C’était pendant le grand silence du COVID. Une amie d’enfance m’a glissé à l’oreille une intuition : et si tu faisais un diagnostic pour le TDAH ? Elle me connaissait depuis toujours, et dans sa voix il y avait à la fois tendresse, lucidité, et une forme de résonance. Elle m’a parlé de mes années d’enfance, puis de ses enfants à elle, à qui on avait mis un nom sur leurs tempêtes.

Alors j’ai plongé. Des mois à explorer, à lire, à ressentir. J’ai pris rendez-vous pour un diagnostic tardif, chez l’adulte, dans ce corps habité par des strates de vies, de traumas, de complexités.

Ça n’a pas été un chemin simple. Mais peu à peu, j’ai appris à relire mon passé avec un autre regard, à habiter mon présent avec plus de douceur, et à entrevoir un futur où mes atypies, mes intérêts “spéciaux”, et ma capacité à me perdre dans un détail deviennent non plus des obstacles, mais des leviers de création, de résilience, de sens.
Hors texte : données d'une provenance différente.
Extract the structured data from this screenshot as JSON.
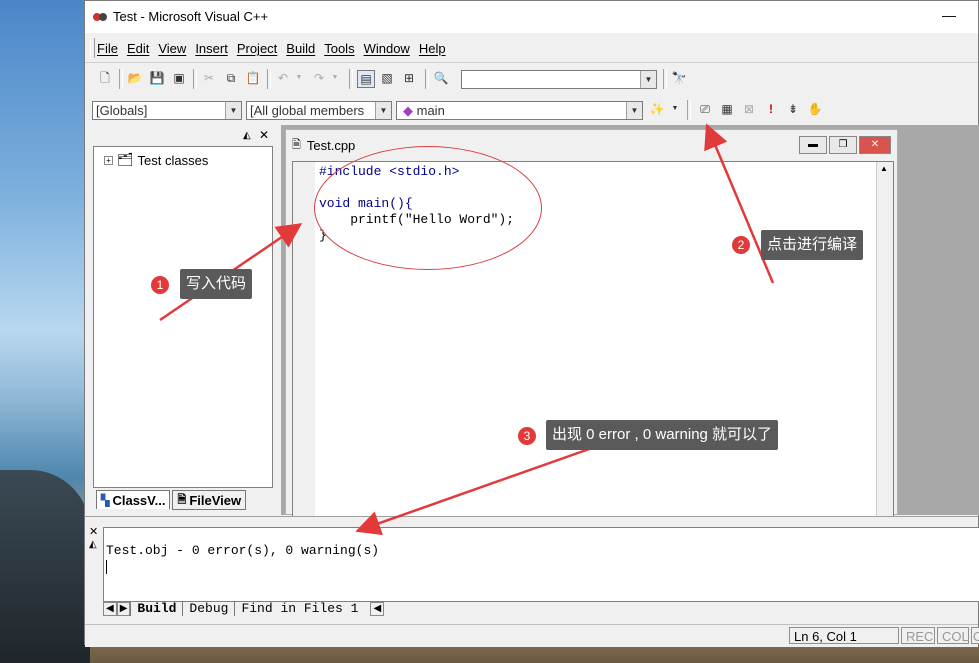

Je ne suis pas diagnostiqué car je n’ai pas terminé les tests, à quoi bon ? ça allait changé quoi en fait ? et puis si c’est un spectre, qui ne l’est pas d’une façon ou d’une autre ? mais surtout j’en avais retiré ce que j’avais besoin de savoir pour mieux me comprendre et vivre dans ma peau..le label ou le diagnostic n’avait plus d’importance.

Je me souviens qu’un jour, cette même amie m’avait dit : « Peut-être qu’un jour, tu rencontreras quelqu’un qui navigue lui aussi quelque part sur le spectre… et ce jour-là, tu comprendras ce que c’est, un vrai match, profond, calme, évident. »

Je n’y avais jamais vraiment cru. Et puis, il y a quelques jours, quelque chose s’est passé.

On s’est rencontrés. Et là, ça a cliqué. Pas un feu d’artifice, plutôt comme deux formes faites l’une pour l’autre, qui s’imbriquent, naturellement.

Bam.

Je n’avais pas ressenti ça depuis longtemps. Cette évidence. Ce calme. Cette intensité tranquille. Elle a 38 ans. J’en ai 44.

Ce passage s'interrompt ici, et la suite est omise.